Het niveau van bewustzijn bepaalt tot op zekere hoogte het niveau van de functionele stoornis binnen de neuraxis. Een patiënt die in aanmerking komt als graad I of II heeft corticale of diencephale disfunctie. De graad III patiënt heeft fysiologische disfunctie boven de middenhersenen. Graad IV coma wijst op disfunctie boven de niveaus van de cerebrale peduncles of pons, en bij graad V coma kan de medulla het enige zijn dat nog werkt. Observatie van het ademhalingspatroon kan de indruk van de onderzoeker over het disfunctionele niveau verder ondersteunen (tabel 57.3).

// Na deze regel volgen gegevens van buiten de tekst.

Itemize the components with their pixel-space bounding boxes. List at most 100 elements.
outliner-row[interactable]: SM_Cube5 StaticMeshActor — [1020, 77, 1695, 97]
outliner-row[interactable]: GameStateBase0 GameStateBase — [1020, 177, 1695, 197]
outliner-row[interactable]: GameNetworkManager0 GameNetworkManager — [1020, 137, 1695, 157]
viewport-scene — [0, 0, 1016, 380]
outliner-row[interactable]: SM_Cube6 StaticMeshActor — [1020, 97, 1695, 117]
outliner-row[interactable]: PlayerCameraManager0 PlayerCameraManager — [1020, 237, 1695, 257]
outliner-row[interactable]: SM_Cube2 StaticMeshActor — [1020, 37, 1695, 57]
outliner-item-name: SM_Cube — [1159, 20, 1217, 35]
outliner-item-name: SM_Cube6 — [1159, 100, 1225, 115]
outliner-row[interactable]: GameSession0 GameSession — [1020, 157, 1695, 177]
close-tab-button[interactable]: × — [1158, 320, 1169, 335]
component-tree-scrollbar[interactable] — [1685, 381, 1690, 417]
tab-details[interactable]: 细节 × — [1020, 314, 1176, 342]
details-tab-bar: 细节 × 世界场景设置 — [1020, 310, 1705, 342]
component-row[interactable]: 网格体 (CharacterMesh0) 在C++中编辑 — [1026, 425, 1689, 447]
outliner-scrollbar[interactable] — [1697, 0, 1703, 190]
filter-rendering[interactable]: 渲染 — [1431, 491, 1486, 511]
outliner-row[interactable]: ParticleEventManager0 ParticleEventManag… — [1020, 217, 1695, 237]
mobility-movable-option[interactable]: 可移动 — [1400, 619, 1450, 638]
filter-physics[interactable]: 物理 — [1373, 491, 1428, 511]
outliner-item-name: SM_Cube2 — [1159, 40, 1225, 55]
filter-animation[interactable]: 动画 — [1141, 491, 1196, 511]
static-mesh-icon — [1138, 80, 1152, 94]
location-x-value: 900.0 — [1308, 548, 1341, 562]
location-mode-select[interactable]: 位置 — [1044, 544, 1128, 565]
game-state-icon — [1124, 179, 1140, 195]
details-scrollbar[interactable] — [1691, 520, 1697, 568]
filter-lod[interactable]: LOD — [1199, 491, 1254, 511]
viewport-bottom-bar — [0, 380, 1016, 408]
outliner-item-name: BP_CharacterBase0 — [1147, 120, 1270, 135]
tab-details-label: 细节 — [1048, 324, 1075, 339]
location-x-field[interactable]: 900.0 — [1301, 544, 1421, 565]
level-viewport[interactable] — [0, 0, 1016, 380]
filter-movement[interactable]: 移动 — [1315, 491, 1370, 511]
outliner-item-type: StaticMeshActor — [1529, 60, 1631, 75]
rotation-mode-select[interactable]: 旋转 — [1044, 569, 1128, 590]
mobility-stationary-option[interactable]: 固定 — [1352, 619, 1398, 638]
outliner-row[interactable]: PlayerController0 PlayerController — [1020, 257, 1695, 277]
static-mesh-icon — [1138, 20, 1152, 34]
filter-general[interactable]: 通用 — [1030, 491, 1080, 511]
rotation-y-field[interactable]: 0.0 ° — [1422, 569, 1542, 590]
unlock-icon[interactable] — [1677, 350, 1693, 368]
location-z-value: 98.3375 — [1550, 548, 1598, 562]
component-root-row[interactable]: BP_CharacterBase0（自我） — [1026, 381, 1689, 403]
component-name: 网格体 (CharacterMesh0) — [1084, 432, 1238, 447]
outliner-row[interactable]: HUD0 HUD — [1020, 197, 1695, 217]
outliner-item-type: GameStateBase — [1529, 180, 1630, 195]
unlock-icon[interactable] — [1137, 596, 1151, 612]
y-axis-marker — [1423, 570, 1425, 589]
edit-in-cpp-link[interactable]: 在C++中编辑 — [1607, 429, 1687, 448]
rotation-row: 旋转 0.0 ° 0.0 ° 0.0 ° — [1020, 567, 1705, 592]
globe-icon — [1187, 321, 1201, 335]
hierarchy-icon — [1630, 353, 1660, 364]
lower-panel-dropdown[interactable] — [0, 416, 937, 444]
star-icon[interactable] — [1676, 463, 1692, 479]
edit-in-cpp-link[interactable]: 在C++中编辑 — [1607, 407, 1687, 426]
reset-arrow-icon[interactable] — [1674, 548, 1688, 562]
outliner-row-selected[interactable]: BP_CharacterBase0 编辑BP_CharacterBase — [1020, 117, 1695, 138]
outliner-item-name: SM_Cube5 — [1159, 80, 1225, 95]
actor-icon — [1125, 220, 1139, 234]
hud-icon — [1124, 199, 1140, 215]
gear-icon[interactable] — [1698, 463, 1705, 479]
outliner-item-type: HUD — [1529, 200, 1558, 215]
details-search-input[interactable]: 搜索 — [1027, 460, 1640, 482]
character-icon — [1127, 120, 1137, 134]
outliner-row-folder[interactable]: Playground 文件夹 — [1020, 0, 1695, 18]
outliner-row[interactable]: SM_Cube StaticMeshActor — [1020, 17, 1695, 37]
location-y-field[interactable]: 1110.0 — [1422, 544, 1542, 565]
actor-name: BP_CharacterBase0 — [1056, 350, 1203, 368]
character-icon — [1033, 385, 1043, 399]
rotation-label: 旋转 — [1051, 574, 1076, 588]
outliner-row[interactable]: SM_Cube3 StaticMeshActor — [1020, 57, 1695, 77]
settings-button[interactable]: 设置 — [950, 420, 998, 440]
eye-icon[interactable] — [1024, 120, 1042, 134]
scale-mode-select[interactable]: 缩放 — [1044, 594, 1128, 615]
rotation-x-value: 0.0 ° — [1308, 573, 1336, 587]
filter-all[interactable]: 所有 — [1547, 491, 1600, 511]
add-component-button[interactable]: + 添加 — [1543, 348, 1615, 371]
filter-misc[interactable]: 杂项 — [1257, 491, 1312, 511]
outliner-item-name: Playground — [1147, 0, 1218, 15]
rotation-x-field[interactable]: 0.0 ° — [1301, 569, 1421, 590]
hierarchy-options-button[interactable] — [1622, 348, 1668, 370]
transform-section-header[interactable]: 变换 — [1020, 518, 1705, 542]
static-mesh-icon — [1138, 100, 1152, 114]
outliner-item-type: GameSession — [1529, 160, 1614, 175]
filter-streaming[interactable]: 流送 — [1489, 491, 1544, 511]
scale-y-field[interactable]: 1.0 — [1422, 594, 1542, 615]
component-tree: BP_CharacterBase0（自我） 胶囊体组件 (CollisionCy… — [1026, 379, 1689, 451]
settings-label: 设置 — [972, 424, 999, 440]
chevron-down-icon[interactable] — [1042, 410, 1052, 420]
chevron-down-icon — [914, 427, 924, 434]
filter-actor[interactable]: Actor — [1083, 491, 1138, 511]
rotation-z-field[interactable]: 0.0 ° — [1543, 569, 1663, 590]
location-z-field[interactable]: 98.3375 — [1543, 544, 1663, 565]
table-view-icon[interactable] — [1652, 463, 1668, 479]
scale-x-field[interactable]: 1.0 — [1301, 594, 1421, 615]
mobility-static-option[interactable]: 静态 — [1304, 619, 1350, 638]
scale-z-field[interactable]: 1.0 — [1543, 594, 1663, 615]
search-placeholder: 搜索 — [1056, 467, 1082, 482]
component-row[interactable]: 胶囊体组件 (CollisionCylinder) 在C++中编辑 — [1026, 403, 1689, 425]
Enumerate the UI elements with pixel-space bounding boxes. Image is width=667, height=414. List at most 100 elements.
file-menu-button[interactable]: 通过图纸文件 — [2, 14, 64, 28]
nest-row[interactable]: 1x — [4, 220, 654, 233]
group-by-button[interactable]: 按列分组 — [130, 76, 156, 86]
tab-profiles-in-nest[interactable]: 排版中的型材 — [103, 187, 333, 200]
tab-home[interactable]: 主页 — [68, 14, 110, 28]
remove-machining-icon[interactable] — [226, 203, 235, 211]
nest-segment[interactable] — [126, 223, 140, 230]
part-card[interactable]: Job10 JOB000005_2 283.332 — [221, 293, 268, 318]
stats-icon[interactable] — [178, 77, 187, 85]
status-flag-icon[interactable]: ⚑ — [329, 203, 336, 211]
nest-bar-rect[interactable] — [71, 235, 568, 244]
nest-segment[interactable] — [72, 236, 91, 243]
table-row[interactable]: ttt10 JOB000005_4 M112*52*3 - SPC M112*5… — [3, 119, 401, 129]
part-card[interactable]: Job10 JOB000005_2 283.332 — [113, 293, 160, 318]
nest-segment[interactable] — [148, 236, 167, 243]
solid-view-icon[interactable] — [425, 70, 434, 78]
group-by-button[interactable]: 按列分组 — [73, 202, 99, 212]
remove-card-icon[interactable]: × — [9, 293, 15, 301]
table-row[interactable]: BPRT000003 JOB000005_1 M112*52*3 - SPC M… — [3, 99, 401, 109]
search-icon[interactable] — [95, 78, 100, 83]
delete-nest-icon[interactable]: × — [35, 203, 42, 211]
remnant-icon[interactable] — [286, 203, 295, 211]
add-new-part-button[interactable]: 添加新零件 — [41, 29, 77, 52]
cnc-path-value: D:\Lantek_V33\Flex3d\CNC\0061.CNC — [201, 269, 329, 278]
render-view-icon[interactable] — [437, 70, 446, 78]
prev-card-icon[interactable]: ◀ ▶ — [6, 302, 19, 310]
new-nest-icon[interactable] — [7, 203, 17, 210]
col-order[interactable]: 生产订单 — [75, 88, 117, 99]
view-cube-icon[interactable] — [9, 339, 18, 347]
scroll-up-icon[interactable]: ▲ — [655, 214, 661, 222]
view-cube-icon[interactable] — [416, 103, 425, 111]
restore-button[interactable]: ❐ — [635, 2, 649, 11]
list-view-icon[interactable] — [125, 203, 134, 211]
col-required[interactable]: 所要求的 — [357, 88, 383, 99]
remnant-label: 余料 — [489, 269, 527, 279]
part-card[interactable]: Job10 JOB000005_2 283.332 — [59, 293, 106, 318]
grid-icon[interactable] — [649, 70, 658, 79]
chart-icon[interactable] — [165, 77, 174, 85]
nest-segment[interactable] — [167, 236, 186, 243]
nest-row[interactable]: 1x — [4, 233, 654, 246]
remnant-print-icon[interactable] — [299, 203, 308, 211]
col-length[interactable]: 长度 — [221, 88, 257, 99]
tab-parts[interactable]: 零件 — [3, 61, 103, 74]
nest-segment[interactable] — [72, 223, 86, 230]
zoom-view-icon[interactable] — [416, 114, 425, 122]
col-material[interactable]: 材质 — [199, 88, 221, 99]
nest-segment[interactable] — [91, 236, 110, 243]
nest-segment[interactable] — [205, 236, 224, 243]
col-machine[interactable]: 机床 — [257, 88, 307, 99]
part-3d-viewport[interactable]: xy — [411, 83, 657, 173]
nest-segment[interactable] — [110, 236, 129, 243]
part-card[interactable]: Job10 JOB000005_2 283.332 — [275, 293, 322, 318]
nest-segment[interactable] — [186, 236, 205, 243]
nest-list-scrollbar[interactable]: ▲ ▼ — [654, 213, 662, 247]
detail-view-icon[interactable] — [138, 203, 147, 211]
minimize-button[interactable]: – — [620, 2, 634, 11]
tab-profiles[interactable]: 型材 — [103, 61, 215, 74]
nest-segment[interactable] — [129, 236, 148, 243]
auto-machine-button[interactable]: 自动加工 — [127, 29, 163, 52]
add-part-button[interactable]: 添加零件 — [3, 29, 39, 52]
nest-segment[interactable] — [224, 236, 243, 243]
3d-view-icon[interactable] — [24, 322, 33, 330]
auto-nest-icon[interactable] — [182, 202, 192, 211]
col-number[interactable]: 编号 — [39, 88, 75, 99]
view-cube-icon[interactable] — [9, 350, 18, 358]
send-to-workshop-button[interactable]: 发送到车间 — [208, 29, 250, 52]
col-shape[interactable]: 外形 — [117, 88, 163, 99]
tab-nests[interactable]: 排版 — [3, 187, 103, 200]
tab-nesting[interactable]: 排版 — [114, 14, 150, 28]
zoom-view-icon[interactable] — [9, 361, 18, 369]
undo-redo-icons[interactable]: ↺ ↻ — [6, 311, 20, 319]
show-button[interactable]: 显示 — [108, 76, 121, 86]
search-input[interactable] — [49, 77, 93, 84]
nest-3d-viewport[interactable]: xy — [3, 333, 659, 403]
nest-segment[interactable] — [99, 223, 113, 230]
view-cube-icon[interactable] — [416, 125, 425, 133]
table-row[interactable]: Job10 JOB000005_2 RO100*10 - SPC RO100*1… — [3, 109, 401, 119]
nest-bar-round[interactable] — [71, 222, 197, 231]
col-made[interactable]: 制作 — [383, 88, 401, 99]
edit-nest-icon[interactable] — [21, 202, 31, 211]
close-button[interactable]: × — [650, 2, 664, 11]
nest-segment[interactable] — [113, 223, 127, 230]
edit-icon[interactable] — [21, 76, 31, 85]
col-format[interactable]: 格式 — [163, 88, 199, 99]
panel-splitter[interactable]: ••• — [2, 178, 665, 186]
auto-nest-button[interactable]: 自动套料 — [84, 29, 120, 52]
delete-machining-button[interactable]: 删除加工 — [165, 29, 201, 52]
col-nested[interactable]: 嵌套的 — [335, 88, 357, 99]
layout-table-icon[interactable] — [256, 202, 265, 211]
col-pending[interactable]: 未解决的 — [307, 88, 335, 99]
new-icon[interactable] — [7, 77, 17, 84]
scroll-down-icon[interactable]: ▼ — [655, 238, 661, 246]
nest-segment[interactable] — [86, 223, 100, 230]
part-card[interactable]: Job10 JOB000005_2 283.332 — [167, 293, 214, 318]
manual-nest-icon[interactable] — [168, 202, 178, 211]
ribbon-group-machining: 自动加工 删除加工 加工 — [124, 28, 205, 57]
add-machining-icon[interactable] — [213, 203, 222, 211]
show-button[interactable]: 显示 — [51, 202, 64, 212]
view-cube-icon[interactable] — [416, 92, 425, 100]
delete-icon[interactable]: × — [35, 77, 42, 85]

Cheyne-Stokes ademhaling betekent problemen in of boven het diencephalon; centrale neurogene hyperventilatie (wat zeldzaam is) wijst op problemen in de bovenste middenhersenen; apneustische ademhaling wijst op functionele pontine tekorten; en een ataxisch ademhalingspatroon wijst op dorso-mediale medullaire disfunctie. Observatie van de snelheid, het patroon en de diepte van de ademhaling gedurende ten minste enkele minuten is noodzakelijk om dergelijke veranderingen te documenteren. Net als ademhalingspatronen kunnen de grootte en de reactiviteit van de pupillen worden gebruikt om de mate van disfunctie binnen de neuraxis verder te onderbouwen (tabel 57.4). Kleine reactieve pupillen suggereren diencephalische lokalisatie, vaak op een metabole basis. Grote pupillen die automatisch verwijden en samentrekken (hippus) maar niet reageren op directe lichtstimulatie suggereren een tectale laesie. Midpositie gefixeerde pupillen lokaliseren naar de middenhersenen. Bilaterale pinpoint pupillen zijn indicatief voor pontine problemen.

Tabel 57.3. Some Abnormal Respiratory Patterns Found in Comatose Patients.

Tabel 57.3

Sommige Abnormale Ademhalingspatronen gevonden bij Comateuze Patiënten.

Tabel 57.4. Mogelijke Pupillaire Patronen bij Comateuze Patiënten.

Tabel 57.4

Mogelijke Pupillaire Patronen bij Comateuze Patiënten.

Onderzoek van de zogenaamde hersenstamreflexen is van het grootste belang bij de evaluatie van de patiënt in graad III, IV, of V coma (Tabel 57.5). Alle berusten op de integriteit van de centra in het pons of de dorsale middenhersenen. Zoals eerder benadrukt, mag de koud-water calorische test niet worden uitgevoerd voordat de status van de intracraniële druk van de patiënt bekend is. Irrigatie van het trommelvlies met ijswater veroorzaakt zoveel pijn dat de Valsalva-respons van de patiënt voldoende kan zijn om een herniatie te initiëren in de toch al penibele situatie van sterk verhoogde intracraniële druk. Voorgestelde methoden voor het testen van deze reflexen staan vermeld in tabel 57.5.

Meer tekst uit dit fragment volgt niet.